La décision d'Erdogan de convertir Sainte-Sophie en mosquée aurait alors pu être interprétée comme une manifestation du choc des civilisations. Cependant, les nouveaux paradigmes sont en train de se construire. Il est sans doute destiné à renforcer l'image de la Turquie dans le monde islamique méditerranéen et africain. Et, de plus, elle provoque une tension évidente entre le gouvernement d'Ankara et les pays orthodoxes et généralement chrétiens-démocrates, avec la Russie et la Grèce à la tête, bien que la première devant l'OTAN et la seconde, comme la Turquie, à l'intérieur de celle-ci.
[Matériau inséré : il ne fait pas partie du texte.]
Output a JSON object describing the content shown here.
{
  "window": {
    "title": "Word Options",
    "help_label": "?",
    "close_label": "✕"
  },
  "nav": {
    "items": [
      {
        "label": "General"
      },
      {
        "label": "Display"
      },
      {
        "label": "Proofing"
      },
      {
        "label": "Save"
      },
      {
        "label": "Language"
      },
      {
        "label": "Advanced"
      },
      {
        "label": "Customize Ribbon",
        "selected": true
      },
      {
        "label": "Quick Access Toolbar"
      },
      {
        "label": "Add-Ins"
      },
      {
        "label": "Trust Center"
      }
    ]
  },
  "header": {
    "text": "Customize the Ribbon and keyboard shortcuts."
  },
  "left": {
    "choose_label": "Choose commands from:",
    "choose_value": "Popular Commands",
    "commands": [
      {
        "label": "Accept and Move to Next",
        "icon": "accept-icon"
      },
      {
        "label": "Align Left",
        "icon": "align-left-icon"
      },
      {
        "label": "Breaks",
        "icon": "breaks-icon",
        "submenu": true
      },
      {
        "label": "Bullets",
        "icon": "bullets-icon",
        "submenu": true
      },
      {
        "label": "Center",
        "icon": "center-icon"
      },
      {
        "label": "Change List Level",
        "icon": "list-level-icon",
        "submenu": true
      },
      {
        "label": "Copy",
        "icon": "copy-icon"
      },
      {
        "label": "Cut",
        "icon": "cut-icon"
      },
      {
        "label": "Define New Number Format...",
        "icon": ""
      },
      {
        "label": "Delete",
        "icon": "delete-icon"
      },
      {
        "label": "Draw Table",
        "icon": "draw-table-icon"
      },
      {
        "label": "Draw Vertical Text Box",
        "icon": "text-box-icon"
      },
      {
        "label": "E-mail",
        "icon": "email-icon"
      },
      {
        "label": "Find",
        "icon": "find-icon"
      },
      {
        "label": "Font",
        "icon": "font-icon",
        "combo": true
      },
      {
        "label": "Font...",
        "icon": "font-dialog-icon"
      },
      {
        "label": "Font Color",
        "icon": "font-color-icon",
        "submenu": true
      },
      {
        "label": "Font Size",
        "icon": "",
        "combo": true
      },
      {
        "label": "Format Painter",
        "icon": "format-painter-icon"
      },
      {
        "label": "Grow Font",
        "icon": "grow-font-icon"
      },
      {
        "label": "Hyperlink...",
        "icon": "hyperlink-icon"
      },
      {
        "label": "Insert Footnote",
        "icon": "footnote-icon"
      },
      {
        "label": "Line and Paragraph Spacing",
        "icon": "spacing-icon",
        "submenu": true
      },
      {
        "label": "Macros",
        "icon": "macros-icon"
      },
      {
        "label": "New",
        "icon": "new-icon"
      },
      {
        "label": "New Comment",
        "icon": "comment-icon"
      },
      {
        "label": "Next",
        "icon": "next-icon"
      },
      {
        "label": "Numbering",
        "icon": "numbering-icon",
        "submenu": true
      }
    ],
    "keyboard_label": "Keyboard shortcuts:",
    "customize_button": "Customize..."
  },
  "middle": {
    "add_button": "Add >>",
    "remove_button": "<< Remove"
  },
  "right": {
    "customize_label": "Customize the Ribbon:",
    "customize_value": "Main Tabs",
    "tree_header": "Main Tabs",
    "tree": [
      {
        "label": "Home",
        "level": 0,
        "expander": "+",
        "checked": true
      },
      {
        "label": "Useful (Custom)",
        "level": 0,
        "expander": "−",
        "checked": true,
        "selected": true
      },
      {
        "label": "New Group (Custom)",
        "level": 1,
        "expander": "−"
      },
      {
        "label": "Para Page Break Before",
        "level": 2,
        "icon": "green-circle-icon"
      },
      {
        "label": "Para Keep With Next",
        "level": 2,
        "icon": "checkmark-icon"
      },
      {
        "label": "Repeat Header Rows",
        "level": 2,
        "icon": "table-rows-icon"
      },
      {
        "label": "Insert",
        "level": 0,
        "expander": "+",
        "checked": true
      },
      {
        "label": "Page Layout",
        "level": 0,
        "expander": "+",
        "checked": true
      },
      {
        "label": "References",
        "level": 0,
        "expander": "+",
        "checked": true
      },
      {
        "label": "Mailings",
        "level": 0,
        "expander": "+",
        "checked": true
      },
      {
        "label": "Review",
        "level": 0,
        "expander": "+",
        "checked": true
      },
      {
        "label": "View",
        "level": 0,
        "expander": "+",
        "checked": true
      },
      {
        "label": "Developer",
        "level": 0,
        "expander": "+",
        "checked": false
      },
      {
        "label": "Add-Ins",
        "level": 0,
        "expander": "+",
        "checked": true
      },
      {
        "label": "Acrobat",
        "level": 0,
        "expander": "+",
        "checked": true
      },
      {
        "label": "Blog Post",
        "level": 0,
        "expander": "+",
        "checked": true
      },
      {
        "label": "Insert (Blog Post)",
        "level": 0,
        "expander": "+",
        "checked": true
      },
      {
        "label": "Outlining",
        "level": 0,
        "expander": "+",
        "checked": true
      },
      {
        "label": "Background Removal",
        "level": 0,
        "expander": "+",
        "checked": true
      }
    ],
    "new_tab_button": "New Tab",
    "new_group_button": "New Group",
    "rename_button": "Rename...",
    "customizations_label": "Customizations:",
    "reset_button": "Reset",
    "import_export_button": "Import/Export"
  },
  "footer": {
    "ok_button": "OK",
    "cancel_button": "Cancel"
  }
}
Mais les tensions gréco-turques ne se sont pas limitées à des raisons culturelles et, lors des journées commémoratives du 20 et du 24 juillet, elles se sont déplacées vers les eaux de la mer Égée et de Chypre par lesquelles passerait l'oléoduc Eastmed conduit par la Turquie et Israël pour transporter le nouveau gaz et le pétrole découverts en Méditerranée orientale.  

La Turquie, après avoir avorté la création d'une entité politique kurde autonome, un Kosovo kurde, comme point culminant du conflit en Syrie et en Irak, s'est concentrée sur la Libye où elle dispute le contrôle des ports et du pays avec les Russes et les Européens. Une stratégie dite néo-ottomane qui cherche à étendre sa zone d'influence historique et à concurrencer l'Égypte et l'Arabie saoudite non seulement en Méditerranée, mais aussi dans sa position dominante en mer Rouge. À cette fin, elle a également récemment installé une base en Somalie, et renforcé ses relations avec l'Éthiopie et le Soudan, entre autres raisons, afin de reprendre le contrôle de l'île de Suakín, dans les eaux soudanaises. C'est une tentative à laquelle la Russie a réagi en soutenant le gouvernement de transition soudanais qui a renversé Al-Bachir en 2019. Sinon, l'expansion de l'influence turque aurait entouré la mer Rouge de la Corne de l'Afrique avec la possibilité d'intervenir sur des questions telles que l'eau du Nil, le transport de l'énergie, la circulation des personnes, ou l'orientation de l'Islam en Afrique de l'Est. Et aussi parce que l'intérêt de la Turquie pour l'Afrique l'a amenée à ouvrir 30 nouvelles ambassades et de nombreux centres culturels en quelques années.

Ces derniers jours, toujours en pleine pandémie, on a assisté à la réapparition d'une tension croissante et d'affrontements frontaliers entre l'Arménie et l'Azerbaïdjan avec des menaces et des victimes dangereuses, qui ont été réorientées pour le moment, mais qui ont transféré l'incertitude géopolitique en Asie centrale, dans un épisode peu clair mais qui remet sur le devant de la scène la Russie, alliée de l'Arménie, et la Turquie, proche de l'Azerbaïdjan. Dans un autre territoire où l'Empire ottoman a dominé pendant l'ère moderne et contemporaine. Et où Erdogan aspire également à accroître son influence, conscient que dans un monde multipolaire, le destin commun de la Chine, de l'Europe et de l'Afrique passe nécessairement par la « porte sublime ».   

Cette intense activité géopolitique turque est complétée par une importante stratégie de soft power et de coopération bilatérale et multilatérale qui a été louée par le ministre des affaires étrangères, González Laya, lors de sa récente visite à Ankara, où elle a souligné la collaboration et le soutien de l'allié oriental dans les pires moments de la pandémie. De même, les projets d'investissement et de coopération pour les années à venir ont été intensifiés.

L'Espagne et l'Europe ont une relation historique et politique avec la Turquie que les nouveaux scénarios de la Méditerranée, de l'Afrique et du Moyen-Orient devront réadapter. Les principes démocratiques, le respect des libertés et l'équilibre des croyances et des symboles doivent jouer un rôle prédominant dans ces nouvelles relations. Et aussi le lien direct avec la sécurité, la lutte contre le terrorisme et contre la traite des êtres humains.